The support level for WTI appears to be around $57.87/b while resistance may be seen at approximately $62.14/b. Traders should monitor the Brent-WTI spread for indications of market dynamics, particularly in light of geopolitical developments that could influence supply and demand.
With the forecasted balance of supply and demand for DoC crude at 43.0 mb/d in 2026, producers should consider adjusting production plans accordingly. The drop in crude production by DoC countries to 42.83 mb/d indicates potential risks in maintaining market share.
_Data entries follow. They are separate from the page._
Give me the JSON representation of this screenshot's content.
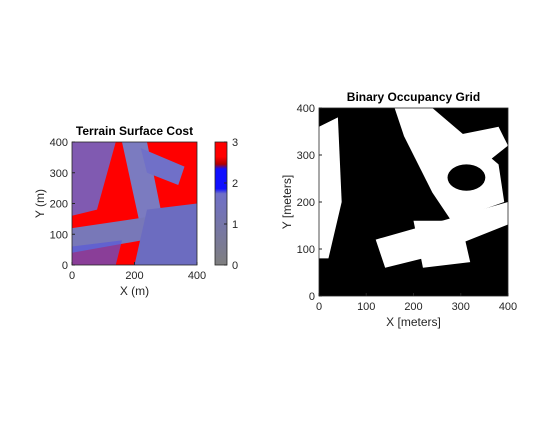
{
  "chart_data": [
    {
      "type": "image",
      "title": "Terrain Surface Cost",
      "xlabel": "X (m)",
      "ylabel": "Y (m)",
      "xlim": [
        0,
        400
      ],
      "ylim": [
        0,
        400
      ],
      "xticks": [
        0,
        200,
        400
      ],
      "yticks": [
        0,
        100,
        200,
        300,
        400
      ],
      "colorbar": {
        "clim": [
          0,
          3
        ],
        "ticks": [
          0,
          1,
          2,
          3
        ],
        "colors": [
          "#7f7f7f",
          "#6f6fc8",
          "#1010ff",
          "#b00000",
          "#ff0000"
        ]
      }
    },
    {
      "type": "image",
      "title": "Binary Occupancy Grid",
      "xlabel": "X [meters]",
      "ylabel": "Y [meters]",
      "xlim": [
        0,
        400
      ],
      "ylim": [
        0,
        400
      ],
      "xticks": [
        0,
        100,
        200,
        300,
        400
      ],
      "yticks": [
        0,
        100,
        200,
        300,
        400
      ]
    }
  ]
}
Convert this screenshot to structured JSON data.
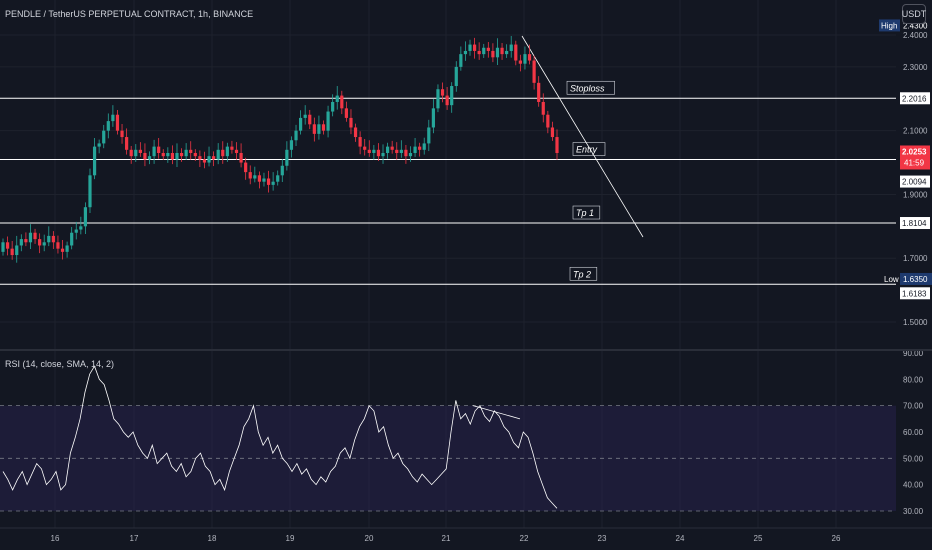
{
  "header": {
    "symbol_title": "PENDLE / TetherUS PERPETUAL CONTRACT, 1h, BINANCE",
    "currency_button": "USDT"
  },
  "rsi_panel": {
    "title": "RSI (14, close, SMA, 14, 2)"
  },
  "annotations": [
    {
      "id": "stoploss",
      "label": "Stoploss",
      "price": 2.2016
    },
    {
      "id": "entry",
      "label": "Entry",
      "price": 2.0094
    },
    {
      "id": "tp1",
      "label": "Tp 1",
      "price": 1.8104
    },
    {
      "id": "tp2",
      "label": "Tp 2",
      "price": 1.6183
    }
  ],
  "price_axis": {
    "ticks": [
      "2.4000",
      "2.3000",
      "2.1000",
      "1.9000",
      "1.7000",
      "1.5000"
    ],
    "high": {
      "label": "High",
      "value": "2.4300"
    },
    "low": {
      "label": "Low",
      "value": "1.6350"
    },
    "level_labels": [
      "2.2016",
      "2.0094",
      "1.8104",
      "1.6183"
    ],
    "current_price": "2.0253",
    "countdown": "41:59"
  },
  "rsi_axis": {
    "ticks": [
      "90.00",
      "80.00",
      "70.00",
      "60.00",
      "50.00",
      "40.00",
      "30.00"
    ]
  },
  "time_axis": {
    "labels": [
      "16",
      "17",
      "18",
      "19",
      "20",
      "21",
      "22",
      "23",
      "24",
      "25",
      "26"
    ]
  },
  "colors": {
    "background": "#131722",
    "up": "#26a69a",
    "down": "#f23645",
    "rsi_line": "#ffffff",
    "rsi_band": "#2a2454",
    "level_line": "#ffffff"
  },
  "chart_data": {
    "type": "candlestick",
    "title": "PENDLE / TetherUS PERPETUAL CONTRACT, 1h, BINANCE",
    "ylim": [
      1.44,
      2.44
    ],
    "x_labels": [
      "16",
      "17",
      "18",
      "19",
      "20",
      "21",
      "22",
      "23",
      "24",
      "25",
      "26"
    ],
    "series": [
      {
        "name": "price",
        "close_path": [
          1.75,
          1.73,
          1.71,
          1.74,
          1.76,
          1.75,
          1.78,
          1.76,
          1.74,
          1.75,
          1.77,
          1.75,
          1.73,
          1.72,
          1.74,
          1.78,
          1.79,
          1.8,
          1.86,
          1.96,
          2.05,
          2.06,
          2.1,
          2.13,
          2.15,
          2.1,
          2.08,
          2.04,
          2.02,
          2.04,
          2.03,
          2.01,
          2.02,
          2.05,
          2.03,
          2.02,
          2.03,
          2.01,
          2.03,
          2.02,
          2.04,
          2.03,
          2.02,
          2.01,
          2.0,
          2.02,
          2.01,
          2.04,
          2.02,
          2.05,
          2.04,
          2.03,
          2.0,
          1.97,
          1.95,
          1.96,
          1.94,
          1.95,
          1.93,
          1.94,
          1.96,
          1.99,
          2.04,
          2.07,
          2.1,
          2.14,
          2.15,
          2.12,
          2.09,
          2.12,
          2.1,
          2.16,
          2.19,
          2.21,
          2.17,
          2.14,
          2.11,
          2.08,
          2.05,
          2.04,
          2.03,
          2.04,
          2.02,
          2.03,
          2.05,
          2.04,
          2.03,
          2.04,
          2.02,
          2.03,
          2.05,
          2.04,
          2.06,
          2.11,
          2.17,
          2.23,
          2.21,
          2.18,
          2.24,
          2.3,
          2.34,
          2.35,
          2.37,
          2.35,
          2.34,
          2.36,
          2.35,
          2.33,
          2.36,
          2.34,
          2.35,
          2.37,
          2.32,
          2.31,
          2.34,
          2.32,
          2.25,
          2.19,
          2.15,
          2.11,
          2.08,
          2.03
        ]
      },
      {
        "name": "RSI",
        "values": [
          45,
          42,
          38,
          42,
          45,
          40,
          44,
          48,
          46,
          40,
          42,
          45,
          38,
          40,
          52,
          58,
          65,
          75,
          82,
          85,
          80,
          78,
          72,
          65,
          63,
          60,
          58,
          60,
          55,
          52,
          50,
          55,
          48,
          50,
          52,
          47,
          45,
          48,
          43,
          45,
          50,
          52,
          47,
          45,
          40,
          42,
          38,
          45,
          50,
          55,
          62,
          65,
          70,
          60,
          55,
          58,
          52,
          55,
          50,
          48,
          45,
          48,
          44,
          46,
          42,
          40,
          43,
          41,
          45,
          47,
          52,
          54,
          50,
          57,
          62,
          65,
          70,
          68,
          60,
          62,
          55,
          50,
          52,
          48,
          46,
          43,
          41,
          44,
          42,
          40,
          42,
          44,
          46,
          60,
          72,
          65,
          67,
          63,
          68,
          70,
          66,
          64,
          68,
          66,
          62,
          60,
          56,
          54,
          60,
          58,
          52,
          45,
          40,
          35,
          33,
          31
        ]
      }
    ]
  }
}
Given the current inventory levels and the increase in crude exports by the US, hedging strategies should be evaluated to mitigate price volatility. The negative news sentiment regarding demand, particularly from Iran, may further complicate the market landscape, suggesting a need for cautious operational adjustments.
Consumers should prepare for potential fluctuations in input costs, particularly with WTI trading at $57.87/b and Brent at $61.63/b. The bearish sentiment in the market indicates that procurement strategies may need to be agile to navigate price changes effectively.
Additionally, with geopolitical tensions easing, supply reliability may improve, but the increase in global oil demand is still uncertain. Consumers should monitor inventory levels closely, as the rise in OECD commercial stocks could signal upcoming price adjustments.
The Crude Oil market is currently influenced by several key factors: a bearish sentiment driven by geopolitical developments, slowing demand forecasts, and a slight increase in supply from non-DoC countries. The balance of demand and supply remains delicate, with demand growth at 1.4 mb/d for 2026.
Analysts should focus on the evolving Brent-WTI spread, which reflects the shifting dynamics of global versus U.S. supply and demand. The sentiment surrounding demand, particularly with negative reports from Iran, suggests potential downward pressure on prices, warranting close monitoring of market trends and positioning shifts.